Y en el texto de la solapa delantera del libro se proponían algunas preguntas para guiar la lectura:

«¿Hubo un principio en el tiempo? ¿Habrá un final? ¿Es infinito el universo? ¿O tiene límites? [...] ¿Cuál es la naturaleza del tiempo? [...] ¿Puede ser el universo un continuum sin principio ni fronteras? Si así fuera, el universo estaría completamente autocontenido y no se vería afectado por nada que estuviese fuera de él. No sería ni creado ni destruido, simplemente sería. ¿Qué lugar queda entonces para un Creador?»

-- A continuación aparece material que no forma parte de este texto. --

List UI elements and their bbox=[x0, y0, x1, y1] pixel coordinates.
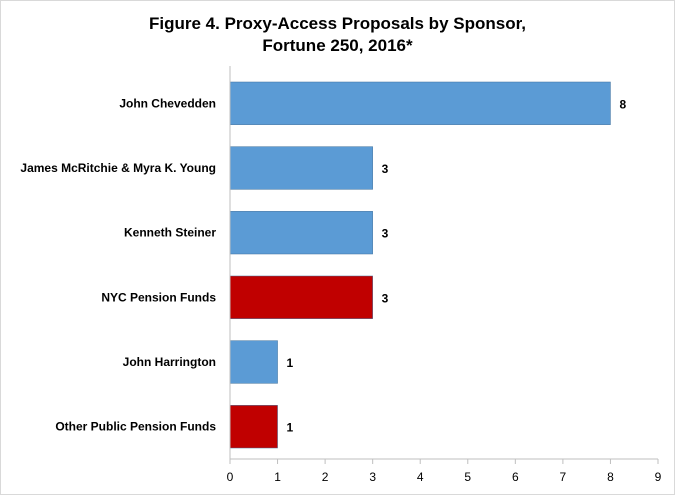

¿Qué lugar queda entonces para un Creador? Dos décadas después, la pregunta sigue asociada con el modelo cosmológico propuesto por Hartle y Hawking. Para un número -no sé si grande o pequeño- de personas, «Historia del tiempo» ha demostrado que el universo de la cosmología cuántica simplemente existe, y no hay lugar en él para un Creador. Y, en opinión de otros muchos, no es que tal cosa haya sido demostrada, pero sí que el modelo de Hawking supone para el teólogo, más que nada, un problema a resolver. (Un problema fácil o difícil, según los autores).

Sin embargo, dos décadas después del furor de «Historia del tiempo», ya va siendo hora de cuestionar semejante interpretación de la cosmología cuántica, por mucho que nos induzcan a ella pasajes hawkingnianos como el que acabamos de mencionar. Pues lo cierto es que las insinuaciones de ateísmo que salpican la obra que estamos comentando no son más que añadidos ideológicos, que casan realmente mal con el escenario físico en el que pretenden basarse.

Este juicio puede parecer demasiado tajante, pero, en realidad, viene avalado por una razón bien sencilla. A saber: que basta examinar con cierto detalle la estructura del modelo cosmológico de Hartle y Hawking para darse cuenta de que, de entre las hipótesis discutidas por la cosmología física actual, es justo la de estos autores la que presenta mayores analogías con ese universo finito y plenamente racional que sirvió de base, en el siglo xiii para algunas de las vías clásicas de acceso al conocimiento de la existencia de Dios.

El universo de Hawking no tiene un inicio temporal. Eso es cierto. Pero tampoco lo tenía el cosmos aristotélico, y ello no impidió el despliegue de la teología natural tomista. Pues lo que la teología natural afirma del universo en conjunto, considerado como creación, son esencialmente estos dos puntos:

  • En primer lugar, que la naturaleza es plenamente inteligible en sí (como producto del Logos divino), y también en gran medida inteligible para nosotros (como consecuencia de ser imagen de Dios).
  • Y, en segundo lugar, que el universo, como producto de la mente divina, es algo con una cierta estructura, algo «determinado», en el sentido en el que Aristóteles afirmaba de las sustancias que son «un esto» [tode ti]. En otras palabras, que el universo se asemeja a un objeto físico ordinario (o, si se prefiere, a una obra de arte), y como tal, es contingente, y tiene sentido preguntarse por su causa.

Pues bien, la plena inteligibilidad del mundo, como un todo -sin excepciones ni singularidades-, no había sido formulada, desde el cosmos aristotélico, de un modo más claro que en el modelo cosmológico de Hawking. Y si hay un modelo que describe el universo justo igual que un objeto físico ordinario, manifestando así su necesidad de un fundamento, es éste.

El lector interesado en los detalles de la argumentación, podrá encontrarlos en las páginas de mi ensayo. Pero lo que me interesa subrayar ahora es la lección que, veinte años después, deberíamos extraer del caso Hawking. Se trata de la siguiente:

El problema no es la ciencia. El problema es que los materialistas intentan vendernos como ciencia lo que no es sino una lectura sesgada de la misma. Una lectura pobre, que oscurece y vela el hecho de la creación, y despoja a la naturaleza de las huellas de sentido que contiene. A ella, y a nosotros.